The car went very slowly.

I saw the lines in his palm, and then I opened my right hand which was free, and I saw the lines in my palm too. I had done well. No Master had ever done better. But I didn't know how to read these lines, only that they had come to me in glorious detail.

Then I made a decision to do something which I could not explain to myself. I kissed the palm of his hand. I kissed this tender flesh of his hand; I pressed my lips right against it and when I felt the shiver pass through him, I gloried in it, almost the way he was glorying in my presence.

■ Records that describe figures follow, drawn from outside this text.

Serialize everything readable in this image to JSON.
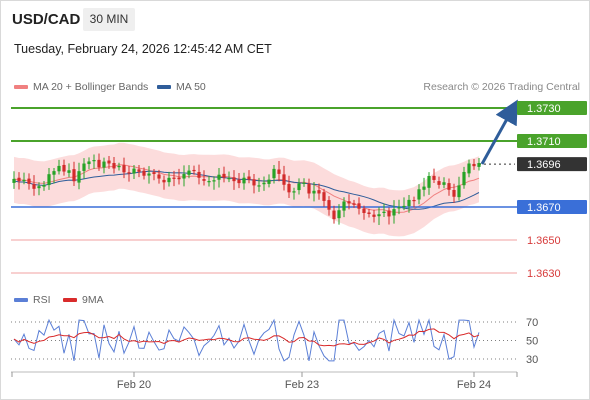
{
  "header": {
    "symbol": "USD/CAD",
    "timeframe": "30 MIN",
    "datetime": "Tuesday, February 24, 2026 12:45:42 AM CET"
  },
  "legend": {
    "ma20_label": "MA 20 + Bollinger Bands",
    "ma20_color": "#f08080",
    "ma50_label": "MA 50",
    "ma50_color": "#2f5d9a",
    "credit": "Research © 2026 Trading Central"
  },
  "levels": [
    {
      "label": "1.3730",
      "kind": "resistance",
      "color": "#4aa32b"
    },
    {
      "label": "1.3710",
      "kind": "resistance",
      "color": "#4aa32b"
    },
    {
      "label": "1.3696",
      "kind": "current",
      "color": "#333333"
    },
    {
      "label": "1.3670",
      "kind": "pivot",
      "color": "#3a6fd8"
    },
    {
      "label": "1.3650",
      "kind": "support",
      "color": "#d73a3a"
    },
    {
      "label": "1.3630",
      "kind": "support",
      "color": "#d73a3a"
    }
  ],
  "rsi_panel": {
    "rsi_label": "RSI",
    "rsi_color": "#5b7fd6",
    "ma_label": "9MA",
    "ma_color": "#d92b2b",
    "ticks": [
      "70",
      "50",
      "30"
    ]
  },
  "x_axis": {
    "labels": [
      "Feb 20",
      "Feb 23",
      "Feb 24"
    ]
  },
  "colors": {
    "bull": "#27a327",
    "bear": "#d22b2b",
    "band_fill": "#fbd6d6",
    "arrow": "#2f5d9a"
  }
}
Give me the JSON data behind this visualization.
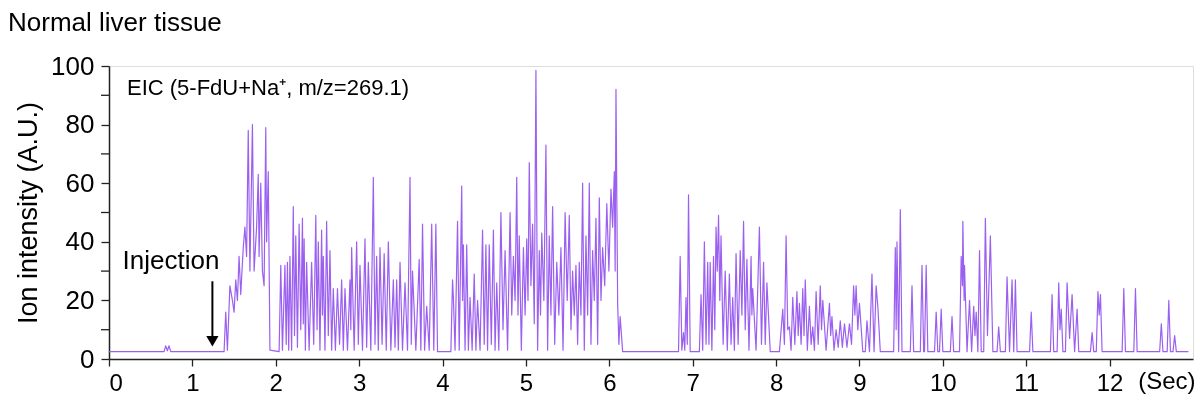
{
  "chart_data": {
    "type": "line",
    "title": "Normal liver tissue",
    "xlabel": "(Sec)",
    "ylabel": "Ion intensity (A.U.)",
    "annotations": [
      "EIC (5-FdU+Na⁺, m/z=269.1)",
      {
        "text": "Injection",
        "x": 1.24,
        "y": 4
      }
    ],
    "xlim": [
      0,
      13
    ],
    "ylim": [
      0,
      100
    ],
    "xticks": [
      0,
      1,
      2,
      3,
      4,
      5,
      6,
      7,
      8,
      9,
      10,
      11,
      12
    ],
    "yticks": [
      0,
      {
        "value": 10,
        "label": null
      },
      20,
      {
        "value": 30,
        "label": null
      },
      40,
      {
        "value": 50,
        "label": null
      },
      60,
      {
        "value": 70,
        "label": null
      },
      80,
      {
        "value": 90,
        "label": null
      },
      100
    ],
    "line_style": "solid",
    "x": [
      0,
      0.66,
      0.68,
      0.7,
      0.72,
      0.74,
      1.38,
      1.4,
      1.42,
      1.45,
      1.48,
      1.5,
      1.52,
      1.54,
      1.56,
      1.58,
      1.61,
      1.63,
      1.65,
      1.67,
      1.69,
      1.72,
      1.74,
      1.77,
      1.79,
      1.8,
      1.82,
      1.84,
      1.86,
      1.88,
      1.89,
      1.91,
      1.93,
      2.04,
      2.06,
      2.08,
      2.11,
      2.125,
      2.14,
      2.155,
      2.17,
      2.19,
      2.21,
      2.225,
      2.24,
      2.26,
      2.28,
      2.3,
      2.32,
      2.33,
      2.34,
      2.355,
      2.37,
      2.4,
      2.43,
      2.455,
      2.48,
      2.495,
      2.51,
      2.53,
      2.55,
      2.56,
      2.57,
      2.59,
      2.61,
      2.63,
      2.65,
      2.67,
      2.69,
      2.715,
      2.74,
      2.765,
      2.79,
      2.81,
      2.83,
      2.86,
      2.89,
      2.9,
      2.91,
      2.94,
      2.97,
      2.99,
      3.01,
      3.04,
      3.07,
      3.09,
      3.11,
      3.14,
      3.17,
      3.19,
      3.21,
      3.23,
      3.25,
      3.275,
      3.3,
      3.325,
      3.35,
      3.38,
      3.41,
      3.43,
      3.45,
      3.47,
      3.49,
      3.52,
      3.55,
      3.58,
      3.61,
      3.625,
      3.64,
      3.68,
      3.72,
      3.74,
      3.76,
      3.785,
      3.81,
      3.84,
      3.87,
      3.895,
      3.92,
      3.94,
      4.1,
      4.12,
      4.13,
      4.15,
      4.18,
      4.2,
      4.23,
      4.24,
      4.25,
      4.27,
      4.29,
      4.31,
      4.33,
      4.355,
      4.38,
      4.4,
      4.42,
      4.45,
      4.48,
      4.5,
      4.52,
      4.54,
      4.56,
      4.585,
      4.61,
      4.63,
      4.65,
      4.675,
      4.7,
      4.725,
      4.75,
      4.78,
      4.81,
      4.83,
      4.85,
      4.87,
      4.89,
      4.905,
      4.92,
      4.945,
      4.97,
      4.99,
      5.01,
      5.025,
      5.04,
      5.06,
      5.08,
      5.1,
      5.12,
      5.14,
      5.16,
      5.175,
      5.19,
      5.215,
      5.24,
      5.26,
      5.28,
      5.3,
      5.32,
      5.345,
      5.37,
      5.395,
      5.42,
      5.445,
      5.47,
      5.495,
      5.52,
      5.54,
      5.56,
      5.58,
      5.6,
      5.62,
      5.64,
      5.66,
      5.68,
      5.7,
      5.72,
      5.74,
      5.76,
      5.78,
      5.8,
      5.82,
      5.84,
      5.86,
      5.88,
      5.9,
      5.92,
      5.945,
      5.97,
      5.995,
      6.02,
      6.04,
      6.06,
      6.07,
      6.08,
      6.1,
      6.115,
      6.13,
      6.16,
      6.83,
      6.85,
      6.87,
      6.89,
      6.905,
      6.92,
      6.935,
      6.95,
      6.97,
      7.08,
      7.1,
      7.12,
      7.14,
      7.16,
      7.18,
      7.195,
      7.21,
      7.23,
      7.25,
      7.265,
      7.28,
      7.295,
      7.31,
      7.325,
      7.34,
      7.365,
      7.39,
      7.415,
      7.44,
      7.46,
      7.48,
      7.5,
      7.52,
      7.545,
      7.57,
      7.59,
      7.61,
      7.63,
      7.65,
      7.675,
      7.7,
      7.71,
      7.72,
      7.76,
      7.8,
      7.825,
      7.85,
      7.87,
      7.89,
      7.93,
      8.04,
      8.08,
      8.1,
      8.12,
      8.14,
      8.16,
      8.18,
      8.2,
      8.225,
      8.25,
      8.265,
      8.28,
      8.3,
      8.32,
      8.335,
      8.35,
      8.375,
      8.4,
      8.42,
      8.44,
      8.46,
      8.48,
      8.505,
      8.53,
      8.545,
      8.56,
      8.6,
      8.64,
      8.655,
      8.67,
      8.695,
      8.72,
      8.745,
      8.77,
      8.795,
      8.82,
      8.85,
      8.88,
      8.905,
      8.93,
      8.945,
      8.96,
      8.98,
      9,
      9.04,
      9.07,
      9.09,
      9.12,
      9.15,
      9.175,
      9.2,
      9.22,
      9.25,
      9.41,
      9.43,
      9.44,
      9.45,
      9.47,
      9.49,
      9.51,
      9.61,
      9.63,
      9.65,
      9.73,
      9.75,
      9.77,
      9.78,
      9.8,
      9.82,
      9.9,
      9.92,
      9.94,
      9.96,
      9.98,
      10,
      10.09,
      10.11,
      10.13,
      10.2,
      10.22,
      10.235,
      10.24,
      10.255,
      10.26,
      10.29,
      10.32,
      10.345,
      10.37,
      10.385,
      10.4,
      10.42,
      10.44,
      10.46,
      10.49,
      10.51,
      10.535,
      10.57,
      10.6,
      10.65,
      10.67,
      10.69,
      10.75,
      10.77,
      10.8,
      10.83,
      10.85,
      10.87,
      10.89,
      11.04,
      11.06,
      11.08,
      11.29,
      11.31,
      11.33,
      11.37,
      11.39,
      11.405,
      11.42,
      11.44,
      11.47,
      11.49,
      11.52,
      11.55,
      11.58,
      11.61,
      11.63,
      11.77,
      11.79,
      11.81,
      11.84,
      11.86,
      11.875,
      11.89,
      11.91,
      12.15,
      12.17,
      12.19,
      12.29,
      12.31,
      12.33,
      12.6,
      12.62,
      12.64,
      12.69,
      12.71,
      12.73,
      12.76,
      12.78,
      12.8,
      12.94
    ],
    "series": [
      {
        "color": "#9b60f0",
        "values": [
          2.5,
          2.5,
          4.5,
          2.8,
          4.5,
          2.5,
          2.5,
          16,
          3,
          25,
          20,
          16,
          27,
          20,
          35,
          22,
          38,
          45,
          35,
          78,
          30,
          80,
          30,
          45,
          63,
          35,
          60,
          30,
          25,
          79,
          40,
          64,
          3,
          2.5,
          32,
          3,
          32,
          5,
          33,
          3,
          35,
          3,
          52,
          8,
          42,
          4,
          46,
          10,
          48,
          12,
          41,
          3,
          33,
          3,
          33,
          5,
          49,
          10,
          40,
          3,
          44,
          15,
          35,
          3,
          47,
          8,
          37,
          3,
          24,
          3,
          24,
          5,
          27,
          3,
          24,
          3,
          27,
          10,
          38,
          3,
          40,
          5,
          32,
          3,
          41,
          4,
          33,
          3,
          62,
          5,
          35,
          3,
          38,
          5,
          36,
          3,
          40,
          3,
          27,
          4,
          27,
          3,
          33,
          3,
          26,
          3,
          62,
          5,
          30,
          3,
          34,
          3,
          46,
          3,
          18,
          3,
          46,
          3,
          46,
          2.5,
          2.5,
          27,
          21,
          3,
          47,
          3,
          59,
          20,
          39,
          3,
          39,
          3,
          21,
          3,
          29,
          3,
          20,
          3,
          44,
          5,
          39,
          3,
          39,
          5,
          44,
          3,
          26,
          3,
          50,
          10,
          37,
          3,
          50,
          15,
          35,
          20,
          62,
          15,
          42,
          3,
          38,
          15,
          41,
          20,
          67,
          25,
          46,
          12,
          98.5,
          3,
          37,
          15,
          43,
          20,
          73,
          3,
          42,
          15,
          52,
          5,
          33,
          15,
          38,
          3,
          50,
          20,
          49,
          10,
          30,
          15,
          32,
          5,
          33,
          15,
          60,
          3,
          42,
          15,
          60,
          5,
          37,
          20,
          48,
          5,
          55,
          20,
          38,
          25,
          53,
          30,
          58,
          45,
          64,
          30,
          92,
          19,
          5,
          14.5,
          2.5,
          2.5,
          35,
          3,
          9,
          3,
          21,
          5,
          56,
          2.5,
          2.5,
          22,
          3,
          40,
          5,
          33,
          5,
          33,
          3,
          35,
          10,
          45,
          30,
          49,
          20,
          42,
          5,
          30,
          3,
          29,
          5,
          21,
          3,
          36,
          5,
          37,
          15,
          47,
          10,
          34,
          3,
          35,
          15,
          24,
          3,
          45,
          5,
          33,
          5,
          26,
          2.5,
          2.5,
          17,
          5,
          42,
          10,
          11,
          3,
          21,
          5,
          23,
          8,
          19,
          5,
          24,
          8,
          27,
          3,
          18,
          5,
          11,
          3,
          23,
          5,
          25,
          10,
          20,
          3,
          19,
          8,
          14.5,
          3,
          10,
          4,
          13,
          4,
          12,
          4,
          12,
          5,
          25,
          15,
          25,
          10,
          19,
          2.5,
          2.5,
          13,
          2.5,
          29,
          2.5,
          25,
          18,
          2.5,
          2.5,
          38,
          10,
          40,
          2.5,
          51,
          2.5,
          2.5,
          25,
          2.5,
          2.5,
          32,
          2.5,
          2.5,
          32,
          2.5,
          2.5,
          16,
          2.5,
          2.5,
          17,
          2.5,
          2.5,
          14.5,
          2.5,
          2.5,
          35,
          25,
          47,
          20,
          32,
          2.5,
          20,
          2.5,
          18,
          8,
          16,
          2.5,
          37,
          2.5,
          2.5,
          48,
          8,
          42,
          2.5,
          2.5,
          11,
          2.5,
          2.5,
          28,
          2.5,
          27,
          2.5,
          27,
          2.5,
          2.5,
          16,
          2.5,
          2.5,
          22,
          2.5,
          2.5,
          26,
          10,
          17,
          2.5,
          2.5,
          26,
          7,
          22,
          2.5,
          17,
          2.5,
          2.5,
          9,
          2.5,
          2.5,
          23,
          15,
          22,
          2.5,
          2.5,
          24,
          2.5,
          2.5,
          24,
          2.5,
          2.5,
          12,
          2.5,
          2.5,
          20,
          2.5,
          2.5,
          8,
          2.5,
          2.5
        ]
      }
    ]
  }
}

I looked into his eyes and saw something of my own eyes in them, in their largeness, their darkness, even in the thick fringe of lashes of which I, once alive, had been so very proud.

I wanted to kiss his lips, to lock hold of them, and to kiss as enemies kiss before one tries to kill the other.

Indeed, if there had ever been a moment for the Servant of the Bones like this with any mortal, I didn't remember it. Not a wisp of such a memory remained; indeed, I felt nothing now except a fascination with him, and all that came to trouble it was her face, Esther's, and her lips and her dying words.

"And what makes you think that I am not Master!" he whispered. A shining smile spread on his lips, almost rapturous.

I released his hand and he slipped it away, and brought his own two hands together as if to protect them against me, but this was done with graceful composure.

"I'm the Master and you know it," he said it gently. But his voice was eager and loving. "Azriel! You're mine."